Eine zentrale Erkenntnis der Auswertung: Die Trennlinie zwischen Gewinnern und Verlierern verläuft nicht mehr zwischen Ost und West, sondern zwischen Stadt und Land. Und selbst innerhalb der Städte nehmen die Preisdifferenzen erheblich zu.
Die weltweite Finanzkrise, die sich zuletzt zu einer gefährlichen Schuldenkrise auswuchs, hat das Interesse an Wohnimmobilien in den vergangenen Monaten enorm angefacht.
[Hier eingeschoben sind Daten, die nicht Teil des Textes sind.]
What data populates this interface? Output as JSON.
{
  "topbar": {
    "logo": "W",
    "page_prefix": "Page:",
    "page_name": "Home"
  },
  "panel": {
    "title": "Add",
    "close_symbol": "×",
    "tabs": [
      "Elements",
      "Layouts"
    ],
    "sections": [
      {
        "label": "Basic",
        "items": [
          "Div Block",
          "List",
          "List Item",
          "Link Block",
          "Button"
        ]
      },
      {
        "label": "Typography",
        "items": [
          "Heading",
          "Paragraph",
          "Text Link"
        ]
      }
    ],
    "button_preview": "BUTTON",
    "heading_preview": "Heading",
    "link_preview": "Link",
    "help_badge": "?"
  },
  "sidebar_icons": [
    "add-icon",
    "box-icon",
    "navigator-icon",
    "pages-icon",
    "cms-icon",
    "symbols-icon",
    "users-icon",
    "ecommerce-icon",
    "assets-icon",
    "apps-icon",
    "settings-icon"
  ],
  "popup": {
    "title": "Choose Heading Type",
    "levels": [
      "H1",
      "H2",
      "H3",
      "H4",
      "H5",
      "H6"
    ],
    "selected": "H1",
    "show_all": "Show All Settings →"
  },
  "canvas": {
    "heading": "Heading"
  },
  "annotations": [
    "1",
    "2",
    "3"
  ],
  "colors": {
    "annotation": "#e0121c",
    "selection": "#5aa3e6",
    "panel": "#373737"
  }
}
Die Nachfrage ist so hoch wie lang nicht.
Neben Selbstnutzern, Kapitalanlegern und Family Offices wenden sich auch Versicherungen und Pensionskassen nach den schlechten Erfahrungen mit Büro- und Gewerbeflächen nun den Wohnimmobilien zu. Jürgen Kelber, Vorstandschef der Alt + Kelber Immobiliengruppe, eines Spezialisten für Wohnungsprivatisierungen, macht "immer häufiger Neulinge als Käufer" aus.
Sie alle treibt die Suche nach verlässlichen Renditen, die sie an den hochnervösen Börsen derzeit nicht mehr finden. Und die Furcht vor einer Geldentwertung, wenn die Euro-Zone ihre hohe Staatsverschuldung nicht in den Griff kriegt.
Der neue Anlagefokus bleibt nicht ohne Wirkung auf die Preise. Scheinbar unbeeindruckt von der Wirtschaftskrise gehen die Gebote für Wohnraum hoch – vor allem in Großstädten. Nach einer Untersuchung des Maklers Jones Lang LaSalle stiegen in der zweiten Jahreshälfte 2009 die Kaufpreise für Eigentumswohnungen in sieben der acht größten Städte, am stärksten in Hamburg. Dort kostet der Quadratmeter jetzt im Schnitt 2750 Euro, ein Plus von rund fünf Prozent.